Considering the “unique characteristics of the post,” Hershkowitz added, “my position is that at this time it would be proper to appoint the most senior official in the prosecution that the attorney general agrees to.”
Ohana on Monday a demand by Hershkowitz that he be consulted over the appointment of an acting state attorney.
Hershkowitz had informed Ohana and Mandelblit that by law they must consult with him before appointing a state attorney. But Ohana said Monday that he had already discussed the matter with Hershkowitz several times, including at two meetings, during which the names of all candidates were raised. The obligation under law to consult with the commissioner was thus “fulfilled, and when deciding from among the candidates, none of them will be a stranger to you,” Ohana wrote.

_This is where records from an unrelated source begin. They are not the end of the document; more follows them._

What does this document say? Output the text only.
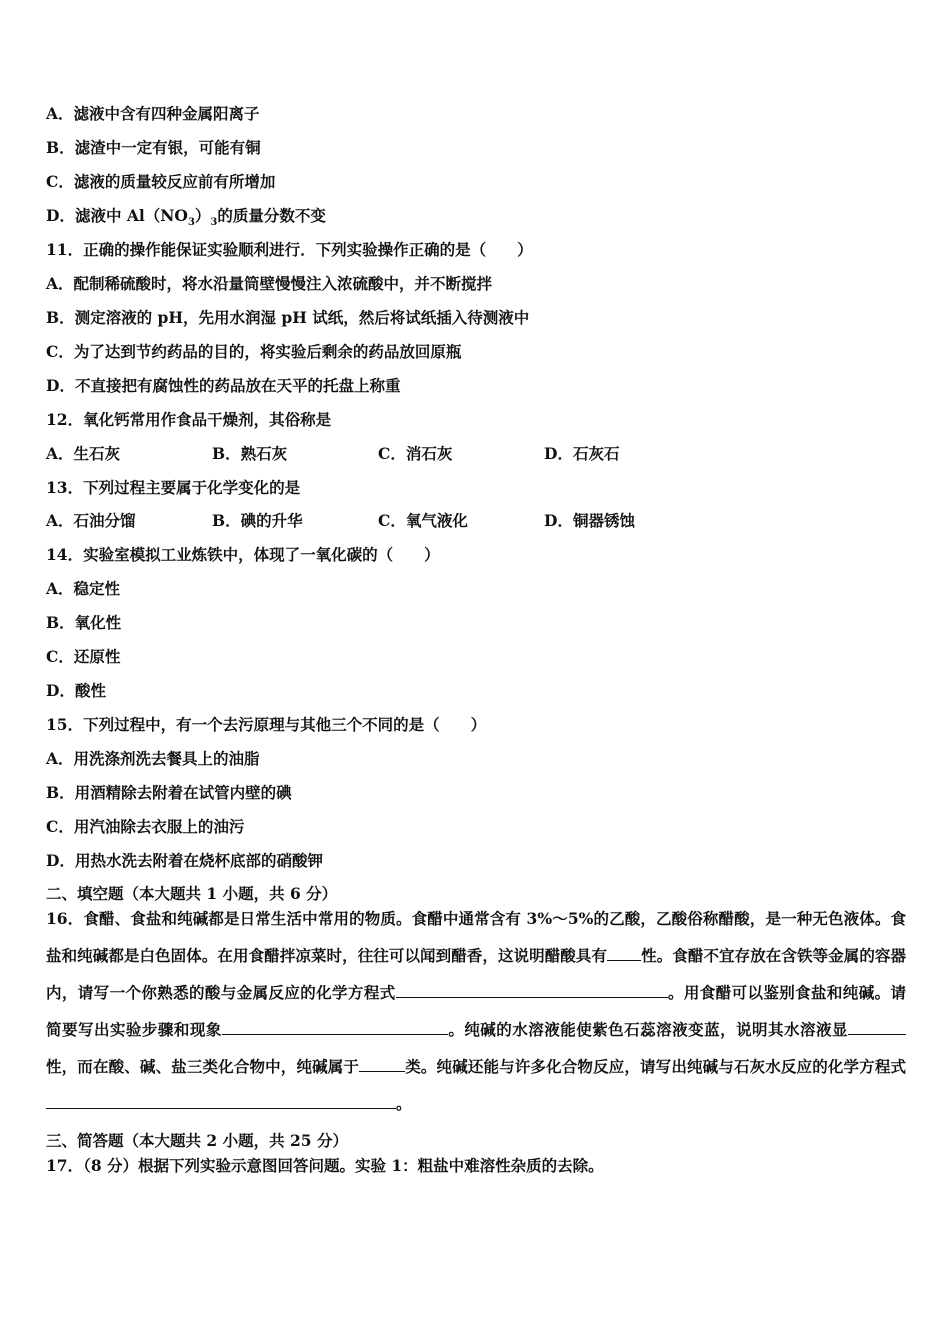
A．滤液中含有四种金属阳离子
B．滤渣中一定有银，可能有铜
C．滤液的质量较反应前有所增加
D．滤液中 $Al(NO_3)_3$的质量分数不变
11．正确的操作能保证实验顺利进行．下列实验操作正确的是（　　）
A．配制稀硫酸时，将水沿量筒壁慢慢注入浓硫酸中，并不断搅拌
B．测定溶液的 pH，先用水润湿 pH 试纸，然后将试纸插入待测液中
C．为了达到节约药品的目的，将实验后剩余的药品放回原瓶
D．不直接把有腐蚀性的药品放在天平的托盘上称重
12．氧化钙常用作食品干燥剂，其俗称是
A．生石灰	B．熟石灰	C．消石灰	D．石灰石
13．下列过程主要属于化学变化的是
A．石油分馏	B．碘的升华	C．氧气液化	D．铜器锈蚀
14．实验室模拟工业炼铁中，体现了一氧化碳的（　　）
A．稳定性
B．氧化性
C．还原性
D．酸性
15．下列过程中，有一个去污原理与其他三个不同的是（　　）
A．用洗涤剂洗去餐具上的油脂
B．用酒精除去附着在试管内壁的碘
C．用汽油除去衣服上的油污
D．用热水洗去附着在烧杯底部的硝酸钾
二、填空题（本大题共 1 小题，共 6 分）
16．食醋、食盐和纯碱都是日常生活中常用的物质。食醋中通常含有 3%～5%的乙酸，乙酸俗称醋酸，是一种无色液体。食盐和纯碱都是白色固体。在用食醋拌凉菜时，往往可以闻到醋香，这说明醋酸具有 性。食醋不宜存放在含铁等金属的容器内，请写一个你熟悉的酸与金属反应的化学方程式	。用食醋可以鉴别食盐和纯碱。请简要写出实验步骤和现象	。纯碱的水溶液能使紫色石蕊溶液变蓝，说明其水溶液显性，而在酸、碱、盐三类化合物中，纯碱属于	类。纯碱还能与许多化合物反应，请写出纯碱与石灰水反应的化学方程式。
三、简答题（本大题共 2 小题，共 25 分）
17．（8 分）根据下列实验示意图回答问题。实验 1：粗盐中难溶性杂质的去除。
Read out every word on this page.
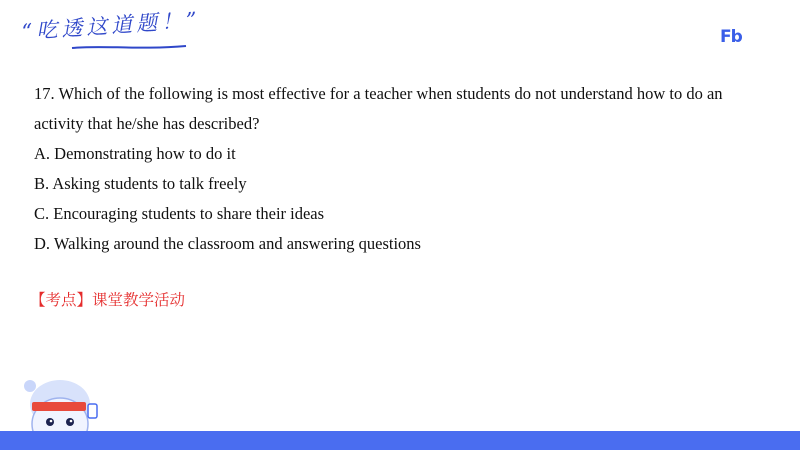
“吃透这道题！”	Fb

17. Which of the following is most effective for a teacher when students do not understand how to do an

activity that he/she has described?

A. Demonstrating how to do it

B. Asking students to talk freely

C. Encouraging students to share their ideas

D. Walking around the classroom and answering questions

【考点】课堂教学活动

The move comes in the midst of the current political stalemate, which has left Israel without a properly elected government for nearly a year and means that Ohana himself serves only in an interim capacity. Two rounds of elections in April and then September failed to produce a ruling coalition or unity government. The Knesset dissolved again last week and third elections are set for March 2.
Normally, a new state attorney is selected by a special committee appointed by the justice minister and headed by the attorney general, the direct superior of the state prosecutor. The attorney general is usually given freedom to choose the candidate. In the current political stalemate, Mandelblit has said that since Ohana is only serving in a caretaker government he does not have the authority to form that committee. Instead, Ohana is only authorized to appoint an acting state attorney whose tenure must be extended every three months.
Ginsberg Ben-Ari has worked in the State Prosecutor’s Office for 28 years in a number of senior positions. She has extensive experience in the criminal and security fields and currently serves as head of the State Prosecutor’s Security Forum.
“After several meetings, consultations and discussions I had with various parties, including Civil Service Commissioner Prof. Daniel Hershkowitz and Attorney General Dr. Avichai Mandelblit — I made a decision,” Ohana said in his statement.